General insurance should remain exempt from the ban on conflicted remuneration, the National Insurance Brokers Association (NIBA) has told the Hayne royal commission.
Whether monetary and non-monetary benefits given in relation to general insurance should remain exempt is among issues raised in the commission’s policy questions document following last month’s hearings on insurance.
“NIBA’s response is yes,” the association says in a submission. “NIBA is strongly of the view there has been nothing identified in the hearings or otherwise regarding insurance broker conduct that would reasonably support a recommended change from the exemption as it applies to general insurance brokers.
“In NIBA’s view, the information shows the insurance broking profession is generally acting professionally in the interest of customers, relevant law and community standards and expectations, and recommendations for change based on a principle alone would not be likely to be in the community interest.”
NIBA cites the low incidence of complaints and disputes to the Financial Ombudsman Service (FOS) as justification for the status quo.
While general insurance disputes made up 32% of FOS member disputes last financial year, only 181 were related to brokers, and the figure was down from 216 in 2016/17.

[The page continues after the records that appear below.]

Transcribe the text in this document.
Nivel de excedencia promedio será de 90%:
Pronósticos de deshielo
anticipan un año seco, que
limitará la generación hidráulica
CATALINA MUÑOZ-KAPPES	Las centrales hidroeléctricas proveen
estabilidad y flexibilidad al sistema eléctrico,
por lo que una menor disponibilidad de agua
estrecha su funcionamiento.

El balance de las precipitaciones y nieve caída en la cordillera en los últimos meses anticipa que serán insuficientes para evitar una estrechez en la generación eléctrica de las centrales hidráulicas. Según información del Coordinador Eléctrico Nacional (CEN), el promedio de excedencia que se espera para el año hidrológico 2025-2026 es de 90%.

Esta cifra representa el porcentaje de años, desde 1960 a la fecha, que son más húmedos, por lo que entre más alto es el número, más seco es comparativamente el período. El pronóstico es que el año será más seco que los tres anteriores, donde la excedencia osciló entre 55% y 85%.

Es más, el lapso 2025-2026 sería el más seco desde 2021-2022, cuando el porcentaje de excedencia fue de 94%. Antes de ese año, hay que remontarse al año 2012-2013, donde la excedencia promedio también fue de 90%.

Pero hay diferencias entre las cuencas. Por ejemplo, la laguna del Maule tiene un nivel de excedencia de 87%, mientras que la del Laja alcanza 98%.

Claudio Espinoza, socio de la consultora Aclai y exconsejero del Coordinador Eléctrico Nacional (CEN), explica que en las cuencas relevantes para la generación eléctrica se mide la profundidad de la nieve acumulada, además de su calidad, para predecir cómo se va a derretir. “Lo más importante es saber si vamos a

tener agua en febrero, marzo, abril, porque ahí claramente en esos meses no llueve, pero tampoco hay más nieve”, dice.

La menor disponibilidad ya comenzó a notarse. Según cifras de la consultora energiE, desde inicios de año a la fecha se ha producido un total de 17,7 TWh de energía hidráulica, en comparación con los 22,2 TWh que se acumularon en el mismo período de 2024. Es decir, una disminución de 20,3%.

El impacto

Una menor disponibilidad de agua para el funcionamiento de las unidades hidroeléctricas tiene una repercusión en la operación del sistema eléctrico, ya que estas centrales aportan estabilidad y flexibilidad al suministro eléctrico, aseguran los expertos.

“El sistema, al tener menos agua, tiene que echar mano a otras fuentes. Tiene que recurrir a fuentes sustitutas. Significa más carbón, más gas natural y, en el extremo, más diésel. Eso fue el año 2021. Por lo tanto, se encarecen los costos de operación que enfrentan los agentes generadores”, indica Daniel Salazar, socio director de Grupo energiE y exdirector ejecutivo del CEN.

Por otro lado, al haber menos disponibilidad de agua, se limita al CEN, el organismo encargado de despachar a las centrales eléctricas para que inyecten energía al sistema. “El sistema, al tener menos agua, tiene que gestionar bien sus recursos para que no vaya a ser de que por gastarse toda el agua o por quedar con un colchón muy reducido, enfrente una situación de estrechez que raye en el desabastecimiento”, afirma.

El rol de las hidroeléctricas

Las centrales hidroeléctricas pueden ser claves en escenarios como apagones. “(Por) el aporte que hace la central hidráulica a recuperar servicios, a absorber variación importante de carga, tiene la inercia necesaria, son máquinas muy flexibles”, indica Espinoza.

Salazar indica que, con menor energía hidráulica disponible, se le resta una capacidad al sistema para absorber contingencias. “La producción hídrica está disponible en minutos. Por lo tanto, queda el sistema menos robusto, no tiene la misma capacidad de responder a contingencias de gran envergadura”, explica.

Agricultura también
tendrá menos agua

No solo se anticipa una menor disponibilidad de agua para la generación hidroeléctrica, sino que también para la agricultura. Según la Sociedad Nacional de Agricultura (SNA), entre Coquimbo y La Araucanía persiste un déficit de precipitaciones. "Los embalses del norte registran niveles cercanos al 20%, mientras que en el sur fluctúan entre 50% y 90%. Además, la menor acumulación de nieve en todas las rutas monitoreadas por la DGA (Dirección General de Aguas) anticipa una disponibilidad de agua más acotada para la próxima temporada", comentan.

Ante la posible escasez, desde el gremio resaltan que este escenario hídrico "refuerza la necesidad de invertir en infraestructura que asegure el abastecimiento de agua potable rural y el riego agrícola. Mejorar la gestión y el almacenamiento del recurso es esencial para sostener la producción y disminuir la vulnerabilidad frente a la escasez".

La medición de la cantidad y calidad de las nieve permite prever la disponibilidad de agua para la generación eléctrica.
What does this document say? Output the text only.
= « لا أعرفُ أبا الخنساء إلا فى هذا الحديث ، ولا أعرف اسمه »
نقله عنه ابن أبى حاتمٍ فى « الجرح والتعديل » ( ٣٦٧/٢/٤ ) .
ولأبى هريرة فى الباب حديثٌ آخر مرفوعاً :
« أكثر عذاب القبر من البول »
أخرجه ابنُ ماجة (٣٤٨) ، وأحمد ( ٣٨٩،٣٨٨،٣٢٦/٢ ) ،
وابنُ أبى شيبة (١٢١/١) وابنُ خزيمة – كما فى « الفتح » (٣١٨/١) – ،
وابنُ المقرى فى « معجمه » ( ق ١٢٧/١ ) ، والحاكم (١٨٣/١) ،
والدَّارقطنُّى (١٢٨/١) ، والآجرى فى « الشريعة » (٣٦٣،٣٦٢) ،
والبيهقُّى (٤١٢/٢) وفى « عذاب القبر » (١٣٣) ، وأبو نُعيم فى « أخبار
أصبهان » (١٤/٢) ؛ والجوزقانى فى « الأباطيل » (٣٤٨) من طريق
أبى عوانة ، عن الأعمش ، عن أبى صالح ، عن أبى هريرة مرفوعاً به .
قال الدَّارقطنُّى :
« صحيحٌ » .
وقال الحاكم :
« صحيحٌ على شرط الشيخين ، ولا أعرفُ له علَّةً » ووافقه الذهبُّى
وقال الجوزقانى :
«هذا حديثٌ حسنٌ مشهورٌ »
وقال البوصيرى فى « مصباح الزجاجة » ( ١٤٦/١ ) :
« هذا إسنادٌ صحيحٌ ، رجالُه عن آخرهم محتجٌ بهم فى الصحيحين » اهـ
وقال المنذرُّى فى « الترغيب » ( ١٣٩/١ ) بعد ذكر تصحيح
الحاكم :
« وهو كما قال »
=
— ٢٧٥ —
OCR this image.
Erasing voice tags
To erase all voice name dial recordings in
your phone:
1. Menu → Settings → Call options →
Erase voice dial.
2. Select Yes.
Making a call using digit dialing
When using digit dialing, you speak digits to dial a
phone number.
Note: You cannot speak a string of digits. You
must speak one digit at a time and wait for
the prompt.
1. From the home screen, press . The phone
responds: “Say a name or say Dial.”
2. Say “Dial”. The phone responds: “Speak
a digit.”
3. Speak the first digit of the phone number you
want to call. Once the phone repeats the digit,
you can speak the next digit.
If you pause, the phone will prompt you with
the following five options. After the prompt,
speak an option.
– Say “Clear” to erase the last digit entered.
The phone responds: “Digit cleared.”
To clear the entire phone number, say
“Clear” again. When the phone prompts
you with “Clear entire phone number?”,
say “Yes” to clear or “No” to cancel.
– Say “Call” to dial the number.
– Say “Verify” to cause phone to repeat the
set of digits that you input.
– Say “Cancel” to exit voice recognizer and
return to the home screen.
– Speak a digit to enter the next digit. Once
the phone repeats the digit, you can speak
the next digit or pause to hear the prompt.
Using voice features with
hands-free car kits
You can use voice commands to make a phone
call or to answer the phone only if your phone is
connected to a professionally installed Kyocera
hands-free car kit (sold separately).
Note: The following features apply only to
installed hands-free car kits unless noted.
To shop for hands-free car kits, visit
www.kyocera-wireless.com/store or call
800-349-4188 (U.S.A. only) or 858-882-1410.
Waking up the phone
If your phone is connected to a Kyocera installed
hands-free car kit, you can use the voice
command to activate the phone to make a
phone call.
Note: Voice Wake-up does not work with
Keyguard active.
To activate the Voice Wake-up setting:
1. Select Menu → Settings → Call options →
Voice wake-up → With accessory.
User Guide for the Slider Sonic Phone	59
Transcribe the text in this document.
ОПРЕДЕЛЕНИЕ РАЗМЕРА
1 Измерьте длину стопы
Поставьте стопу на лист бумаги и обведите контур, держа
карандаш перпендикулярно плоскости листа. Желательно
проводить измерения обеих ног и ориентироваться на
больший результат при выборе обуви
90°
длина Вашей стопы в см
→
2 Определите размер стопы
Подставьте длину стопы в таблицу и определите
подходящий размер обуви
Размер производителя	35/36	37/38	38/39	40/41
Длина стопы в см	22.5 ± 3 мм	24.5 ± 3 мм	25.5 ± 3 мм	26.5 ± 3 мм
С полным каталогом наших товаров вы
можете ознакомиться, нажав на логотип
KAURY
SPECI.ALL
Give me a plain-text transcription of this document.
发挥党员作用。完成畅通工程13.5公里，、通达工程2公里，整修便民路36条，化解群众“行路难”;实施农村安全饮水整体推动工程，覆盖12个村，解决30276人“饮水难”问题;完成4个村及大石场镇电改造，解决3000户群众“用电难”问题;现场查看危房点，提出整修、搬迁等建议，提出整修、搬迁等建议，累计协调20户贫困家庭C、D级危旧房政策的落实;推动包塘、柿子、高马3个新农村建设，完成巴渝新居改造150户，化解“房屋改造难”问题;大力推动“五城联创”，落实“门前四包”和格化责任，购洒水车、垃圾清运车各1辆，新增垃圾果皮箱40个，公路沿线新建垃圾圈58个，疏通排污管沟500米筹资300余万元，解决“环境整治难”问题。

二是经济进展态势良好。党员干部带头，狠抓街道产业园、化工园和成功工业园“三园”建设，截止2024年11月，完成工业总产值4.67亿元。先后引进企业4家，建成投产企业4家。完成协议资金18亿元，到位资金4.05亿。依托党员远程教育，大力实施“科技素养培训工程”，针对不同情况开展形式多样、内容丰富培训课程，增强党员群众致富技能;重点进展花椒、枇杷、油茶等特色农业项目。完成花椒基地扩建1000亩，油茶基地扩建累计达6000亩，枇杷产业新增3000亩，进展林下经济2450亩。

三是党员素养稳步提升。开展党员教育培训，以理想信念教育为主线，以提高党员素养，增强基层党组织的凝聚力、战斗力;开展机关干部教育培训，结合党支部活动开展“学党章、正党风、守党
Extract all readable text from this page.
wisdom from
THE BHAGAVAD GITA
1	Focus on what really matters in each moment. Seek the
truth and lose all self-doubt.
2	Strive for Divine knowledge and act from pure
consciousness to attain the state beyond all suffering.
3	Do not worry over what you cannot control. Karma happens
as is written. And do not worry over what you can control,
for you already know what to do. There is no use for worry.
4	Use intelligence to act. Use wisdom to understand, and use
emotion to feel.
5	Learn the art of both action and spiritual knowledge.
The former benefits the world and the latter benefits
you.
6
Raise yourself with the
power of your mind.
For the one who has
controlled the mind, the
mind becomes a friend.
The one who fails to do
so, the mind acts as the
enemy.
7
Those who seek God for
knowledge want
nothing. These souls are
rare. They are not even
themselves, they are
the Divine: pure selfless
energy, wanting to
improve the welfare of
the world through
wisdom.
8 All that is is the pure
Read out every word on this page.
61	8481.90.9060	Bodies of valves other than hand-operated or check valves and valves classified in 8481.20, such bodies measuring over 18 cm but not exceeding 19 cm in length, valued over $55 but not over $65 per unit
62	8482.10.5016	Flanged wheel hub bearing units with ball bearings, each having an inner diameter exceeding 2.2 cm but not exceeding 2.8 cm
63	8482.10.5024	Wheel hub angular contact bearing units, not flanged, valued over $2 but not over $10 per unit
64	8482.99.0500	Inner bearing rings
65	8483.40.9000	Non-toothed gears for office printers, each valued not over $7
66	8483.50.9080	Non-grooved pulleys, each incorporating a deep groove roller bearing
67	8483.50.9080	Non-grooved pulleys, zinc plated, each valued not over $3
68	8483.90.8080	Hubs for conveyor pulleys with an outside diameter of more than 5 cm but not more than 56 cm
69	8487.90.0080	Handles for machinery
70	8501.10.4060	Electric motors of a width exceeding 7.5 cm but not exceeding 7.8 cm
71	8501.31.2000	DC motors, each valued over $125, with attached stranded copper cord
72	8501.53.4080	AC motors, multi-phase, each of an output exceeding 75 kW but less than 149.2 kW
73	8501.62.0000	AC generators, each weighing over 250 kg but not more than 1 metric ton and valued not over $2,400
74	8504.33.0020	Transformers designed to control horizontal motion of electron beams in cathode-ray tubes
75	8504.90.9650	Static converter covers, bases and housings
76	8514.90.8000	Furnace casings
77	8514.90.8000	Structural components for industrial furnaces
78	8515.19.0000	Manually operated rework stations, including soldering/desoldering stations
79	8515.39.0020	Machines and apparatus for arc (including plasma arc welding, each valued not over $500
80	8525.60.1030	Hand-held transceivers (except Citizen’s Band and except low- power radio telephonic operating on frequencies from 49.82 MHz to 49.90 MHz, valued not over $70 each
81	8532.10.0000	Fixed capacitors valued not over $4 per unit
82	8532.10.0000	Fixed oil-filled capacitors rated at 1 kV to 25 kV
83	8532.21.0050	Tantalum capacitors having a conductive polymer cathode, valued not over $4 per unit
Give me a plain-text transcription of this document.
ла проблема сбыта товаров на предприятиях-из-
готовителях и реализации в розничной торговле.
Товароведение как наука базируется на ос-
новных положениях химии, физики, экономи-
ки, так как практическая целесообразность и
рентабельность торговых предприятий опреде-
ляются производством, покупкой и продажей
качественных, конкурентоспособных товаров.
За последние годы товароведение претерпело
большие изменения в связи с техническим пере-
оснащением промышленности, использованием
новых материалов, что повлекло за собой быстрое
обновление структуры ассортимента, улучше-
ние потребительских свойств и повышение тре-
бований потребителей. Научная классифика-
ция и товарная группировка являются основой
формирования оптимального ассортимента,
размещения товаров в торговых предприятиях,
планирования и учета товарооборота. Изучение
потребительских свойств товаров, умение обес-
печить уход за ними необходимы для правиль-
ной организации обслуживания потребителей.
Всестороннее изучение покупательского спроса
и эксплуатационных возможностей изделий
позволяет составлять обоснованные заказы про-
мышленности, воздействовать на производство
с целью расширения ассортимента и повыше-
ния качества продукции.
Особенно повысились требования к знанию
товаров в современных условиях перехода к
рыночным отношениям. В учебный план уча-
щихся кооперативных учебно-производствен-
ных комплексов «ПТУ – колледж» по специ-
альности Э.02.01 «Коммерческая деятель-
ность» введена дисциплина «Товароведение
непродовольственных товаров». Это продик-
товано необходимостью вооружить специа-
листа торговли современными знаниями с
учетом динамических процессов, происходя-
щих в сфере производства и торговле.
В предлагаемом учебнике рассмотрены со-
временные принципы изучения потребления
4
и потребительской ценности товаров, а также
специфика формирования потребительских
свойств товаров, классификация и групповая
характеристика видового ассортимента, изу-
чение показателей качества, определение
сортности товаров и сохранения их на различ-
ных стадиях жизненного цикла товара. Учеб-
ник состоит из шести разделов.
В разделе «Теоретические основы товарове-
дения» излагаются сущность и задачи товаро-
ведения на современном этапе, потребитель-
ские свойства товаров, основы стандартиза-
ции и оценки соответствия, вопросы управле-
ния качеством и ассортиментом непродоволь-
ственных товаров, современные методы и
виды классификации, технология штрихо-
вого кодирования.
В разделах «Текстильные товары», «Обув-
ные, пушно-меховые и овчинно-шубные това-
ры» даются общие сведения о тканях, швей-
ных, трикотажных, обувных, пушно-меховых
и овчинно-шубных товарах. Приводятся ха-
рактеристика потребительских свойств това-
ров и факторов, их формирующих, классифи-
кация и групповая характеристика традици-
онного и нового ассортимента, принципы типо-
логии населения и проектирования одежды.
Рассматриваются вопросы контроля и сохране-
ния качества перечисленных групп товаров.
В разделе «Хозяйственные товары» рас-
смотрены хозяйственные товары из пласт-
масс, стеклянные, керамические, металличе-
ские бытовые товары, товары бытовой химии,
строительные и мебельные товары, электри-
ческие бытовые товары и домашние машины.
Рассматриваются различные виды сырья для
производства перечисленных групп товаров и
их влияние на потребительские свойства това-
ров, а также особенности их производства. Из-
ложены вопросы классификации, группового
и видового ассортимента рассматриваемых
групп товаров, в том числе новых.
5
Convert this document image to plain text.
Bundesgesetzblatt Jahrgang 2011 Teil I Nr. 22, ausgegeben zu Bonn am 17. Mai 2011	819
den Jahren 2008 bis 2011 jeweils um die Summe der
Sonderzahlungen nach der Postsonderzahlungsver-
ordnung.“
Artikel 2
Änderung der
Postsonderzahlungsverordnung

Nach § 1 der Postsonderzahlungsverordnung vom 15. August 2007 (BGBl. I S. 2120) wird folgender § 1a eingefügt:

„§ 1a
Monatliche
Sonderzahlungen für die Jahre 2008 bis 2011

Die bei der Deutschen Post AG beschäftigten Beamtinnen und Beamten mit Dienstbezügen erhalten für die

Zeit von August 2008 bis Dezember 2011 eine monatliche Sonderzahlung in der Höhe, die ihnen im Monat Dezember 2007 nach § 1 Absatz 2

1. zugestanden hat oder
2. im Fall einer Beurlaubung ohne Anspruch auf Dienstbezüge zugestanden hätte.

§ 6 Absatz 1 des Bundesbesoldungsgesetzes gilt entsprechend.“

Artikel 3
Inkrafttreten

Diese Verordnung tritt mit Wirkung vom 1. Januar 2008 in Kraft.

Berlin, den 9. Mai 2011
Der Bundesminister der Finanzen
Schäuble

“FOS’ submission to the royal commission in relation to general insurance disputes and life insurance disputes does not mention insurance broker conduct as being of concern,” NIBA says.
“NIBA acknowledges and submits that while general insurance brokers are treated differently in some respects, this is justified because the protection regime that applies to insurance brokers is working and properly protects clients and consumers.”
Consumer advocates have called for a ban on conflicted remuneration to fix “systemic problems” uncovered by the royal commission.